L’après-midi a été ponctuée par la visite guidée des cinq nouvelles expositions inaugurées à la Friche dans le cadre de la Saison Méditerranée, autant d’œuvres qui résonnent directement avec les questions qui traversent Mawjaat. Découvrir ici les 5 nouvelles expositions de l’été à la Friche : https://www.lafriche.org/evenements/vernissage-dete-4/
La rencontre s’est achevée par une table ronde publique, « Méditerranée : laboratoire des transitions », animée par le journaliste Emmanuel Khoury. Sophia Alami (Rue de Tanger, Casablanca), Rim Mathoulthi (collectif L’Blaça, Tunis), Hadia Gana (Bayt Ali Gana, Tripoli) et Julie Kretzschmar (commissaire générale de la Saison Méditerranée 2026) ont interrogé la solidarité économique, associative et culturelle comme stratégie de survie et de pérennité pour les entrepreneurs culturels de la région. La discussion a mis en lumière plus que jamais la nécessité d’une réciprocité horizontale dans la coopération internationale et le rôle irremplaçable des jeunes générations dans la construction de nouveaux récits. La soirée s’est conclue sur le toit-terrasse de la Friche avec une fête de lancement de la Saison Méditerranée : Dj set 100 % Vinyls avec Algerian Vinyl et un concert live avec le groupe LOR.
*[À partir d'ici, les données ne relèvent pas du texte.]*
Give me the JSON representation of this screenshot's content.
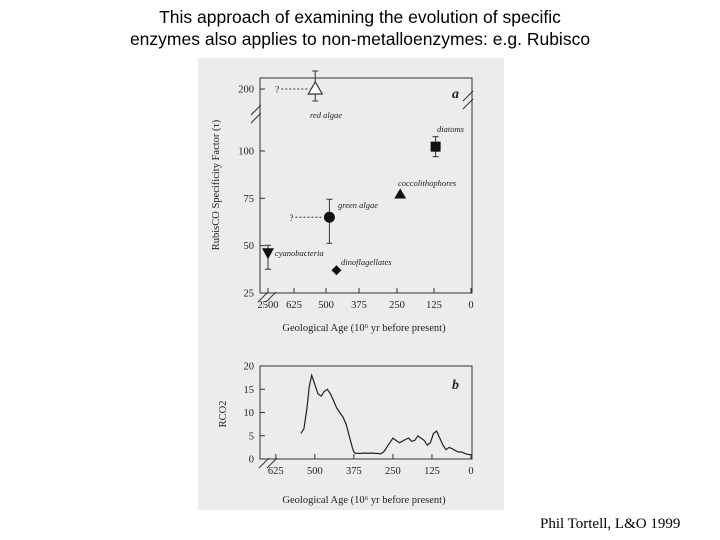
{
  "title": {
    "line1": "This approach of examining the evolution of specific",
    "line2": "enzymes also applies to non-metalloenzymes: e.g. Rubisco"
  },
  "credit": "Phil Tortell, L&O 1999",
  "chart_data": [
    {
      "type": "scatter",
      "panel_label": "a",
      "ylabel": "RubisCO Specificity Factor (τ)",
      "xlabel": "Geological Age (10⁶ yr before present)",
      "x_ticks": [
        "2500",
        "625",
        "500",
        "375",
        "250",
        "125",
        "0"
      ],
      "y_ticks": [
        "25",
        "50",
        "75",
        "100",
        "200"
      ],
      "points": [
        {
          "label": "red algae",
          "x": 550,
          "y": 200,
          "marker": "triangle-up-open",
          "uncertain_origin": true
        },
        {
          "label": "diatoms",
          "x": 125,
          "y": 107,
          "marker": "square"
        },
        {
          "label": "coccolithophores",
          "x": 250,
          "y": 77,
          "marker": "triangle-up"
        },
        {
          "label": "green algae",
          "x": 500,
          "y": 65,
          "marker": "circle",
          "uncertain_origin": true
        },
        {
          "label": "cyanobacteria",
          "x": 2500,
          "y": 46,
          "marker": "triangle-down"
        },
        {
          "label": "dinoflagellates",
          "x": 475,
          "y": 37,
          "marker": "diamond"
        }
      ],
      "question_mark": "?"
    },
    {
      "type": "line",
      "panel_label": "b",
      "ylabel": "RCO2",
      "xlabel": "Geological Age (10⁶ yr before present)",
      "x_ticks": [
        "625",
        "500",
        "375",
        "250",
        "125",
        "0"
      ],
      "y_ticks": [
        "0",
        "5",
        "10",
        "15",
        "20"
      ],
      "xlim": [
        650,
        0
      ],
      "ylim": [
        0,
        20
      ],
      "x": [
        545,
        535,
        525,
        518,
        510,
        505,
        500,
        490,
        480,
        470,
        460,
        450,
        440,
        430,
        420,
        410,
        400,
        390,
        380,
        375,
        370,
        360,
        350,
        340,
        330,
        320,
        310,
        300,
        290,
        280,
        270,
        260,
        250,
        240,
        230,
        220,
        210,
        200,
        190,
        180,
        170,
        160,
        150,
        140,
        130,
        120,
        110,
        100,
        90,
        80,
        70,
        60,
        50,
        40,
        30,
        20,
        10,
        0
      ],
      "y": [
        5.5,
        6.5,
        11,
        15.5,
        18,
        17,
        16,
        14,
        13.5,
        14.5,
        15,
        14,
        12.5,
        11,
        10,
        9,
        7.5,
        5,
        2.5,
        1.5,
        1.2,
        1.2,
        1.2,
        1.3,
        1.2,
        1.3,
        1.2,
        1.2,
        1.1,
        1.5,
        2.5,
        3.5,
        4.5,
        4,
        3.5,
        3.8,
        4.2,
        4.5,
        3.8,
        4,
        5,
        4.5,
        4,
        3,
        3.5,
        5.5,
        6,
        4.5,
        3,
        2,
        2.5,
        2.2,
        1.8,
        1.5,
        1.5,
        1.2,
        1,
        0.9
      ]
    }
  ]
}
Cette escale marseillaise a marqué un tournant dans le projet. Plus qu’une réunion de travail, elle a été un temps de révélation et a posé avec franchise les questions qui font l’actualité du collectif Mawjaat : comment financer un mouvement au-delà d’un projet ? Comment maintenir l’énergie entre chaque rencontre ? Comment faire de ce projet un espace vivant et non une archive ? Entre modèles économiques à réinventer, outils à mutualiser et récit collectif à écrire, ce troisième RDV a confirmé une conviction partagée : Mawjaat n’est pas qu’une somme de projets individuels, mais un collectif en mouvement, dont les membres partagent des enjeux communs et choisissent, ensemble, comment y répondre. Une force vive qui tient autant à la confiance entre eux qu’à leur capacité à transformer leurs vulnérabilités en modèles plus justes et plus durables.